C’était il y a une trentaine d’années, lors d’un cours de répétition; une de ces obligations militaires périodiques en Suisse, dont le but espéré est de vous faire « répéter » les gestes militaires que l’on vous avait inculqués lors de votre école de recrues, lorsque vous aviez une vingtaine d’années. Je participais à ce cours comme simple soldat (« troufion ») des transmissions radio d’état-major. Ces cours s’étendent sur trois semaines, pendant lesquelles nous sommes censés exercer nos connaissances de transmetteurs radio en environnement militaire. Ceci implique l’utilisation de téléscripteurs, de codeurs, d’émetteurs-récepteurs, et d’antennes pour transmission en ondes courtes (donc de dimensions respectables !).
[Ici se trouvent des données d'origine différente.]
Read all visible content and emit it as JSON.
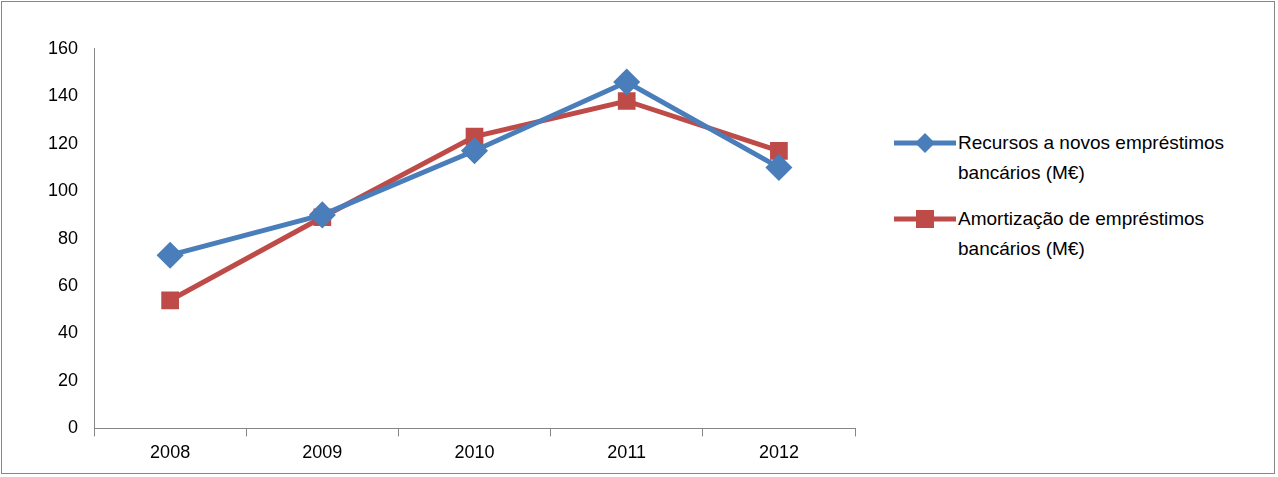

Je me souviens de ce cours de répétition en particulier par le fait remarquable qu’il ne s’y est rien passé. Mais alors rien de chez rien ! Pendant trois semaines, les deux cents personnes présentes se sont levées à cinq heures du matin et couchées à minuit sans avoir fait quoi que ce soit d’autre que respirer, se sustenter et tuer le temps. Bon, nombreux sont ceux d’entre vous qui me diront que ce n’est pas un scoop, du moment que l’on parle de service militaire. J’abonde dans leur sens, mais à ce niveau de non-activité, je ne suis pas sûr qu’ils en aient fait l’expérience.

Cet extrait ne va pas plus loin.